When traveling southbound, you can worry less about shelters being crowded. At the beginning, there aren’t too many other hikers trying to camp out—they’re all in the Southern areas—and by the time you start running into northbound hikers, a majority of them have either dropped off the trail or have spread out. So, while the solitude might be overwhelming at times, at least you’ll know where to sleep when night rolls around.

A section of the AT through the Smoky Mountains. | Credit: Patrick French
A section of the AT through the Great Smoky Mountains. | Credit: Patrick French

3. No time crunch to the finish

Among the many things that go into planning a thru-hike of the Appalachian Trail, scheduling around the seasonal closure of Maine’s Baxter State Park is one not to overlook.

For people traveling northbound, timing is more important if they want to finish in one go. If hikers go too late, they may risk getting shut out of the trip’s last leg when Baxter State Park closes in mid-October for the winter. But, southbound backpackers don’t have that problem; once the park opens in May or June, there is no rush to finish, as none of the Southern parks close for the season.

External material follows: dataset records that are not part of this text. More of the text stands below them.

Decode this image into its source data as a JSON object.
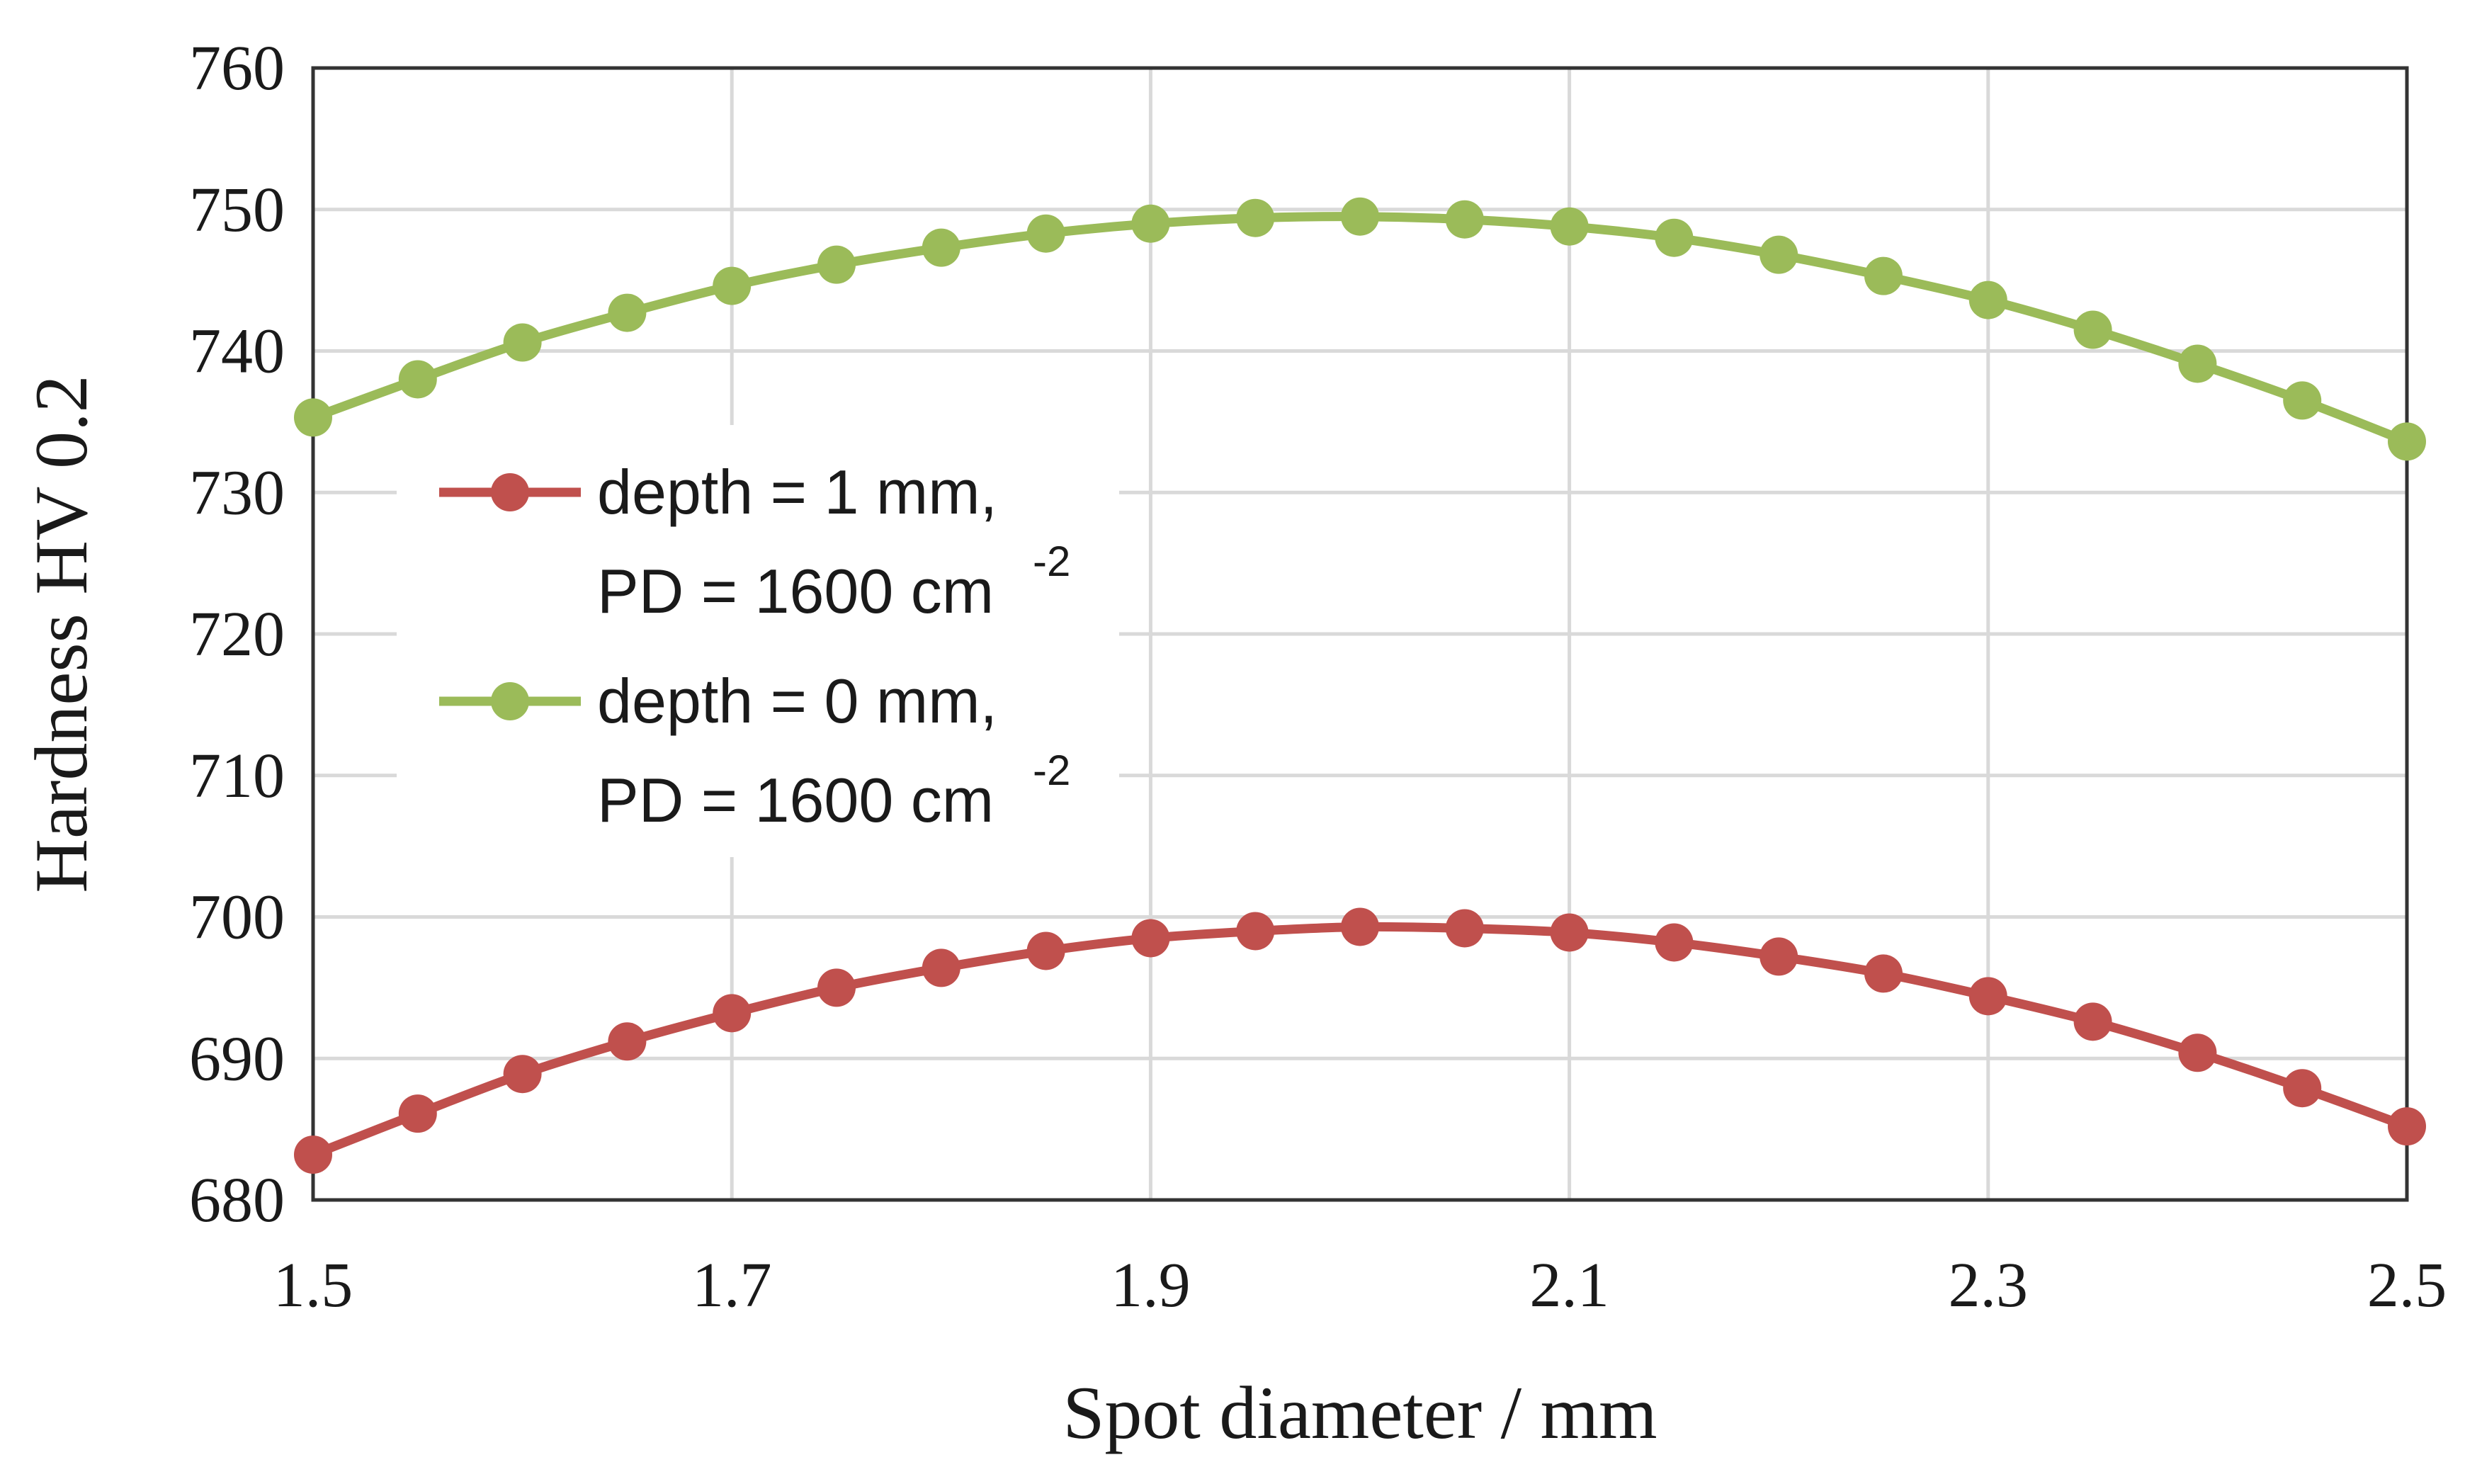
{
  "chart_data": {
    "type": "line",
    "xlabel": "Spot diameter  / mm",
    "ylabel": "Hardness  HV 0.2",
    "xlim": [
      1.5,
      2.5
    ],
    "ylim": [
      680,
      760
    ],
    "x_ticks": [
      "1.5",
      "1.7",
      "1.9",
      "2.1",
      "2.3",
      "2.5"
    ],
    "y_ticks": [
      "680",
      "690",
      "700",
      "710",
      "720",
      "730",
      "740",
      "750",
      "760"
    ],
    "grid": true,
    "legend_position": "left",
    "x": [
      1.5,
      1.55,
      1.6,
      1.65,
      1.7,
      1.75,
      1.8,
      1.85,
      1.9,
      1.95,
      2.0,
      2.05,
      2.1,
      2.15,
      2.2,
      2.25,
      2.3,
      2.35,
      2.4,
      2.45,
      2.5
    ],
    "series": [
      {
        "name": "depth = 1 mm, PD = 1600 cm -2",
        "legend_line1": "depth = 1 mm,",
        "legend_line2": "PD = 1600 cm",
        "legend_sup": "-2",
        "color": "#c0504d",
        "values": [
          683.2,
          686.1,
          688.9,
          691.2,
          693.2,
          695.0,
          696.4,
          697.6,
          698.5,
          699.0,
          699.3,
          699.2,
          698.9,
          698.2,
          697.2,
          696.0,
          694.4,
          692.6,
          690.4,
          687.9,
          685.2
        ]
      },
      {
        "name": "depth = 0 mm, PD = 1600 cm -2",
        "legend_line1": "depth = 0 mm,",
        "legend_line2": "PD = 1600 cm",
        "legend_sup": "-2",
        "color": "#9bbb59",
        "values": [
          735.3,
          738.0,
          740.6,
          742.7,
          744.6,
          746.1,
          747.3,
          748.3,
          749.0,
          749.4,
          749.5,
          749.3,
          748.8,
          748.0,
          746.8,
          745.3,
          743.6,
          741.5,
          739.1,
          736.5,
          733.6
        ]
      }
    ]
  }
}
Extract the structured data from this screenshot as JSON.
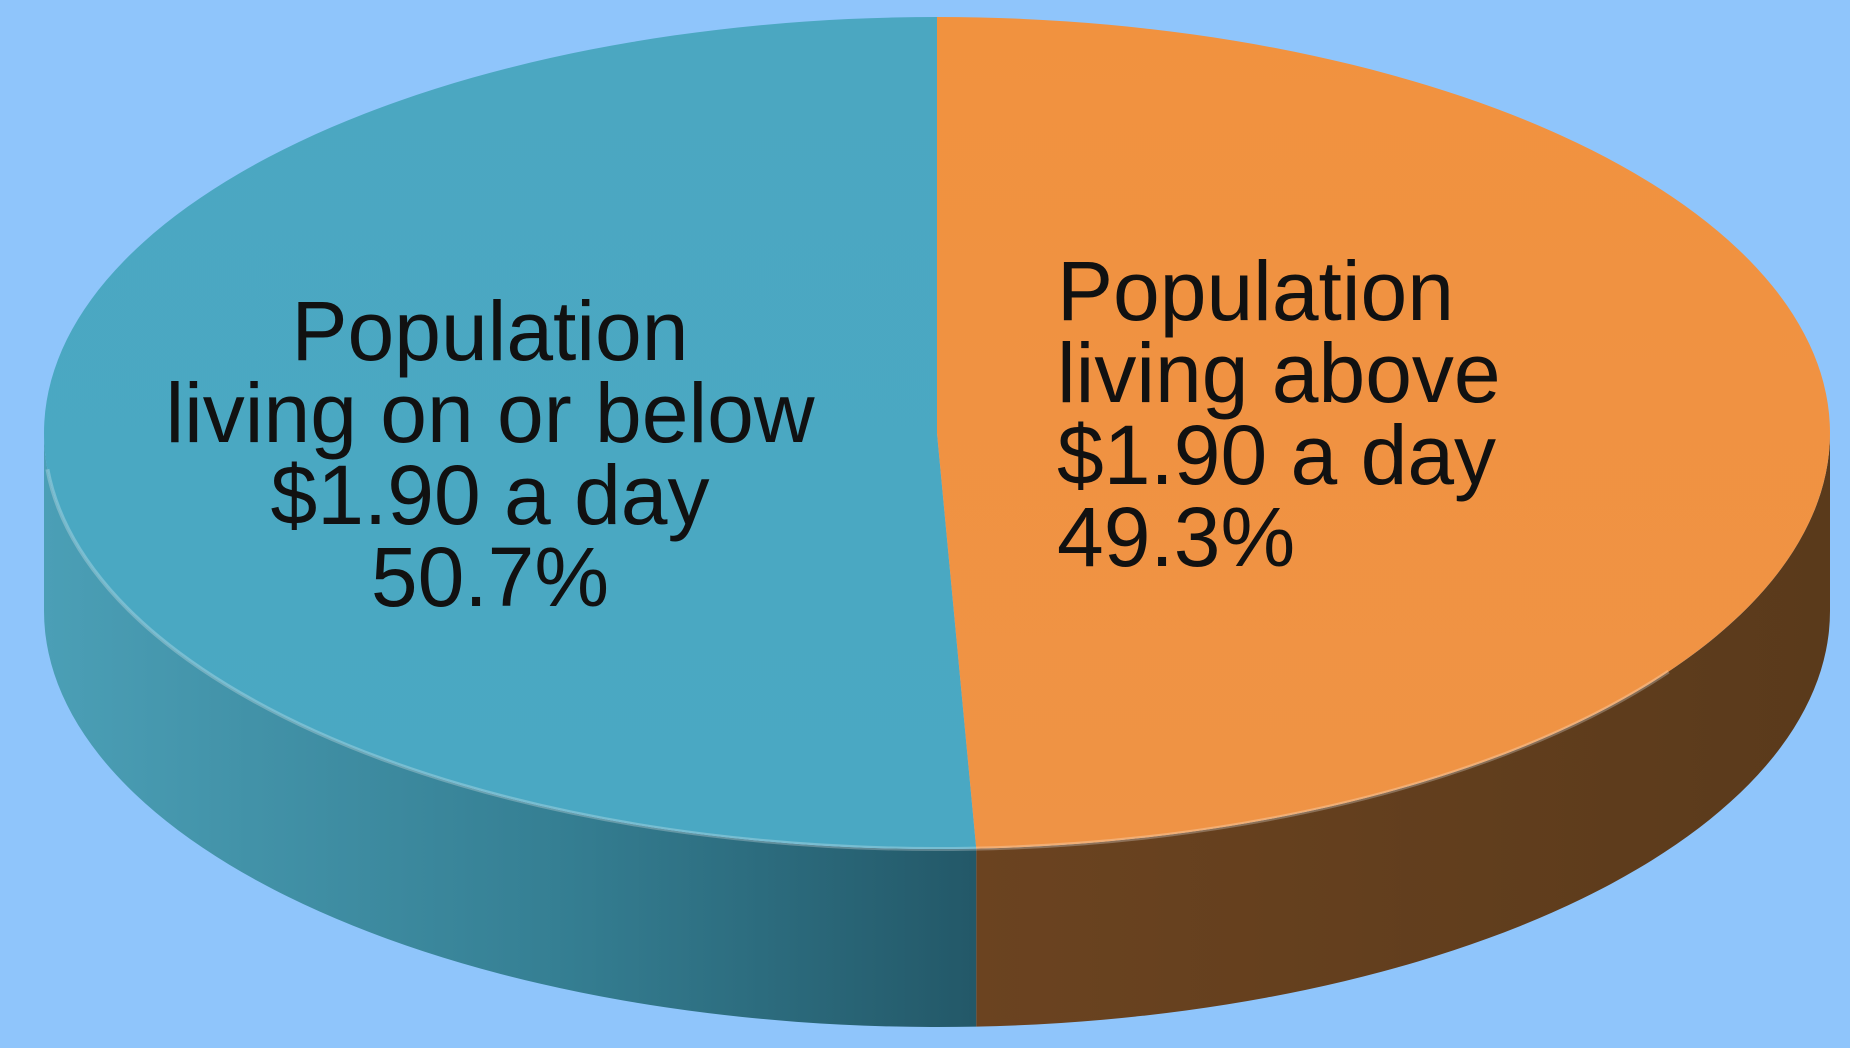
{
  "background_color": "#8fc5fb",
  "chart_data": {
    "type": "pie",
    "style": "3d",
    "slices": [
      {
        "name": "Population living on or below $1.90 a day",
        "label_lines": [
          "Population",
          "living on or below",
          "$1.90 a day",
          "50.7%"
        ],
        "value": 50.7,
        "color": "#4aa7c2"
      },
      {
        "name": "Population living above $1.90 a day",
        "label_lines": [
          "Population",
          "living above",
          "$1.90 a day",
          "49.3%"
        ],
        "value": 49.3,
        "color": "#f0923f"
      }
    ]
  }
}
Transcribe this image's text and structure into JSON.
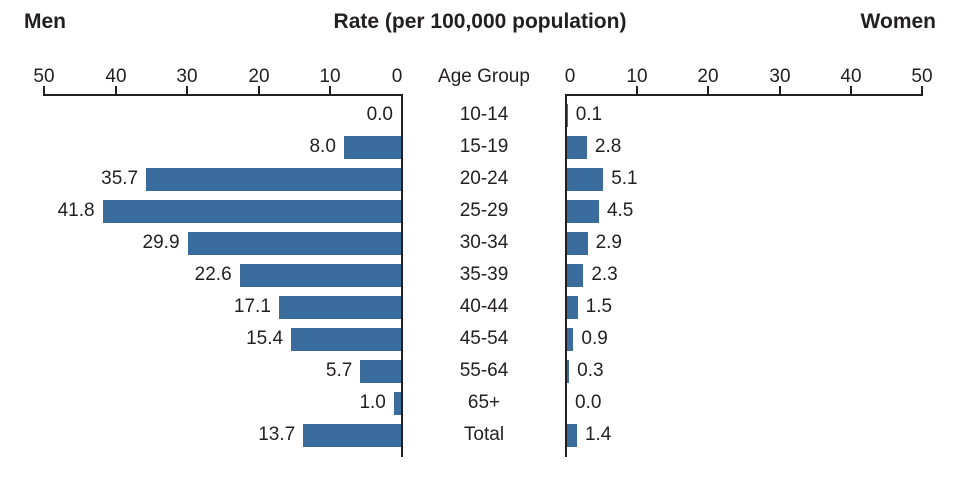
{
  "header": {
    "left_label": "Men",
    "title": "Rate (per 100,000 population)",
    "right_label": "Women"
  },
  "axis": {
    "center_label": "Age Group",
    "max": 50,
    "left_ticks": [
      "50",
      "40",
      "30",
      "20",
      "10",
      "0"
    ],
    "right_ticks": [
      "0",
      "10",
      "20",
      "30",
      "40",
      "50"
    ]
  },
  "colors": {
    "bar": "#3a6c9e",
    "axis": "#231f20",
    "text": "#231f20"
  },
  "chart_data": {
    "type": "bar",
    "title": "Rate (per 100,000 population)",
    "orientation": "horizontal-back-to-back",
    "categories": [
      "10-14",
      "15-19",
      "20-24",
      "25-29",
      "30-34",
      "35-39",
      "40-44",
      "45-54",
      "55-64",
      "65+",
      "Total"
    ],
    "series": [
      {
        "name": "Men",
        "side": "left",
        "values": [
          0.0,
          8.0,
          35.7,
          41.8,
          29.9,
          22.6,
          17.1,
          15.4,
          5.7,
          1.0,
          13.7
        ]
      },
      {
        "name": "Women",
        "side": "right",
        "values": [
          0.1,
          2.8,
          5.1,
          4.5,
          2.9,
          2.3,
          1.5,
          0.9,
          0.3,
          0.0,
          1.4
        ]
      }
    ],
    "xlim": [
      0,
      50
    ],
    "grid": false,
    "rows": [
      {
        "age": "10-14",
        "men": "0.0",
        "women": "0.1"
      },
      {
        "age": "15-19",
        "men": "8.0",
        "women": "2.8"
      },
      {
        "age": "20-24",
        "men": "35.7",
        "women": "5.1"
      },
      {
        "age": "25-29",
        "men": "41.8",
        "women": "4.5"
      },
      {
        "age": "30-34",
        "men": "29.9",
        "women": "2.9"
      },
      {
        "age": "35-39",
        "men": "22.6",
        "women": "2.3"
      },
      {
        "age": "40-44",
        "men": "17.1",
        "women": "1.5"
      },
      {
        "age": "45-54",
        "men": "15.4",
        "women": "0.9"
      },
      {
        "age": "55-64",
        "men": "5.7",
        "women": "0.3"
      },
      {
        "age": "65+",
        "men": "1.0",
        "women": "0.0"
      },
      {
        "age": "Total",
        "men": "13.7",
        "women": "1.4"
      }
    ]
  }
}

One water crossing in a Maine portion of the AT. | Credit: Adam Joseph
One water crossing in a Maine portion of the AT. | Credit: Adam Joseph

4. Less time in cold weather

Despite leaving several months later than northbound hikers, those heading southbound have to worry more about summer than winter weather. Most hikers going south leave around June or July, once Baxter State Park is open, and are usually traveling through the summer and fall months. Only during the last month or two does the winter weather start to kick in, though, by that point, you’ll be much further south.

On the other hand, backpackers heading north are usually dealing with winter weather in March and April, and still have cold conditions to look forward to in New Hampshire and Maine when they arrive in September or October.

The Pochuck boardwalk on the AT in Vernon, New Jersey. | Credit: Matthew Charpentier
The Pochuck boardwalk on the AT in Vernon, New Jersey. | Credit: Matthew Charpentier

5. Join an even more prestigious group of hikers

Hiking the Appalachian Trail is without a doubt an impressive feat for anyone to accomplish, and being a part of the 2,000-Miler club is something to be proud of, no matter how long it took or what route worked out best. However, out of the thousands of people who have completed the journey, only about 1,250 hikers, as of 2014, have completed the SoBo Appalachian Trail. That means, anyone who joins that list will have a little bit more to brag about at the next thru-hikers’ bar.